London, Kilatnews.co – Arsenal berhasil mengamankan kemenangan dramatis 2-0 atas Everton dalam laga ketat yang berlangsung di Emirates Stadium pada Sabtu (15/3/2026) dini hari WIB. Sempat dibuat frustrasi oleh rapatnya pertahanan tim tamu sepanjang waktu normal, The Gunners akhirnya memecah kebuntuan di menit-menit krusial berkat kontribusi gemilang para pemain pengganti.

Babak Pertama Alot, Arsenal Kehilangan Bek Andalan

Jalannya babak pertama didominasi oleh Arsenal, namun mereka kesulitan menembus lini belakang Everton yang tampil disiplin.

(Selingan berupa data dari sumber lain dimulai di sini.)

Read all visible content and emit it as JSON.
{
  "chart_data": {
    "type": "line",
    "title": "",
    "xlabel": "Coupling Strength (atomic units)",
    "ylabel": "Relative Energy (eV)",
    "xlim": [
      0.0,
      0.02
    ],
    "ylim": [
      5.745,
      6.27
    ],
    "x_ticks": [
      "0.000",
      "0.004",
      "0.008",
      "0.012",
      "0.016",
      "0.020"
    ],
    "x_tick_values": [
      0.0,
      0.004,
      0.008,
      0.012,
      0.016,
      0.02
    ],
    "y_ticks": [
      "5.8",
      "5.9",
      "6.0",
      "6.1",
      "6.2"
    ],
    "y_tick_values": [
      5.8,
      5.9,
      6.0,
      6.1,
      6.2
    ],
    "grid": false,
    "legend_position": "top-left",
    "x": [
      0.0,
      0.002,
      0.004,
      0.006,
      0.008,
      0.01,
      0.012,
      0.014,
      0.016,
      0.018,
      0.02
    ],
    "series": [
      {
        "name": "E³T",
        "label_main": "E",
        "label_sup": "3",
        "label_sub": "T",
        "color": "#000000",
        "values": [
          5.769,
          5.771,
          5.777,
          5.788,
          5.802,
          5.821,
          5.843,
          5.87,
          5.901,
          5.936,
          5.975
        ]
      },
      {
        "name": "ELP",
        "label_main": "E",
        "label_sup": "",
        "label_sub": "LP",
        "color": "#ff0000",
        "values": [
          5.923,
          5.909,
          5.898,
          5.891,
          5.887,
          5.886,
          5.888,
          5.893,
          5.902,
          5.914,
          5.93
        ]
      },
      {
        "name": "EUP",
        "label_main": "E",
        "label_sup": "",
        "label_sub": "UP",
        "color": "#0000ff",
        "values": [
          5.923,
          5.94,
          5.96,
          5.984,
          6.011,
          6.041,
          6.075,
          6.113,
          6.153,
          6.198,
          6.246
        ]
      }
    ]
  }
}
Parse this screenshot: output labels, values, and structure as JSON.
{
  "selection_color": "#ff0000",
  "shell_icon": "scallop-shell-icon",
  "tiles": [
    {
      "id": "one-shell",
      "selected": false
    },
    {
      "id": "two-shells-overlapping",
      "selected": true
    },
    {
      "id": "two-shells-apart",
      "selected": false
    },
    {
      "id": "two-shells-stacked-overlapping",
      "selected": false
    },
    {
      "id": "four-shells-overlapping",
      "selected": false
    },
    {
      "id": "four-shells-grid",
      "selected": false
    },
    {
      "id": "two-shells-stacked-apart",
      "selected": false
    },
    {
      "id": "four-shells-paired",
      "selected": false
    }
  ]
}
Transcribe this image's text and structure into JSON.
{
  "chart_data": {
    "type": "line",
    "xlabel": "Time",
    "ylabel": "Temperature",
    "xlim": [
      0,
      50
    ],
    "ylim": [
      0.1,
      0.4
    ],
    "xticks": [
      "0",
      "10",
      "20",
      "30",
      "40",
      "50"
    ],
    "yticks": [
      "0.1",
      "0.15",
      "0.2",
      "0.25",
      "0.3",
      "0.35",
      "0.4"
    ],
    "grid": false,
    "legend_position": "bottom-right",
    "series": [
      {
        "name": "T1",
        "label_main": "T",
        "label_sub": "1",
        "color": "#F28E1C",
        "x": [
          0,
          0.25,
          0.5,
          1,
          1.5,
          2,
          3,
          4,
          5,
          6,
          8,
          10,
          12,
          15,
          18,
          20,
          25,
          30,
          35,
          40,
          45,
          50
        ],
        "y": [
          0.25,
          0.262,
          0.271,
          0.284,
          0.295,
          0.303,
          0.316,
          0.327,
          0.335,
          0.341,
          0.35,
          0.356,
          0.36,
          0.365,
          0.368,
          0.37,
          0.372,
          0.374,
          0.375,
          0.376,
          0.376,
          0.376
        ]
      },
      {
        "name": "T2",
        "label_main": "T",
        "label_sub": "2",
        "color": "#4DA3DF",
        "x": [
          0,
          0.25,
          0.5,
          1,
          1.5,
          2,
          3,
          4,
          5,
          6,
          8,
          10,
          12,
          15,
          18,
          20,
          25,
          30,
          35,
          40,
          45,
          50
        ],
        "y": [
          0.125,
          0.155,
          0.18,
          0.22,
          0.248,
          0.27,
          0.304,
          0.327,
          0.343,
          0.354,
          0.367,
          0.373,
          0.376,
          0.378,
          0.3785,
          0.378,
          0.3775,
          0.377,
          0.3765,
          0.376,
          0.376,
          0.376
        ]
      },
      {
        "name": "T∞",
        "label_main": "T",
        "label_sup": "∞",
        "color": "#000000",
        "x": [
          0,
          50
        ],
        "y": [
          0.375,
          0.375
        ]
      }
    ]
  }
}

Beberapa peluang yang tercipta gagal dikonversi menjadi gol. Petaka justru menghampiri tuan rumah saat bek andalan mereka, Jurrien Timber, harus ditarik keluar lapangan pada menit ke-38 akibat cedera. Posisinya kemudian digantikan oleh Cristhian Mosquera. Skor kacamata 0-0 pun bertahan hingga jeda turun minum.

Strategi Pergantian Pemain Berbuah Manis di Penghujung Laga

Memasuki babak kedua, Arsenal meningkatkan intensitas serangan. Pelatih melakukan rotasi besar-besaran untuk mencari solusi. Pada menit ke-61, Viktor Gyökeres masuk menggantikan Kai Havertz, disusul Gabriel Martinelli yang menarik keluar Noni Madueke. Pergantian pemain kembali dilakukan pada menit ke-74, dengan Piero Hincapie menggantikan Riccardo Calafiori dan Max Dowman masuk menggantikan Martin Zubimendi.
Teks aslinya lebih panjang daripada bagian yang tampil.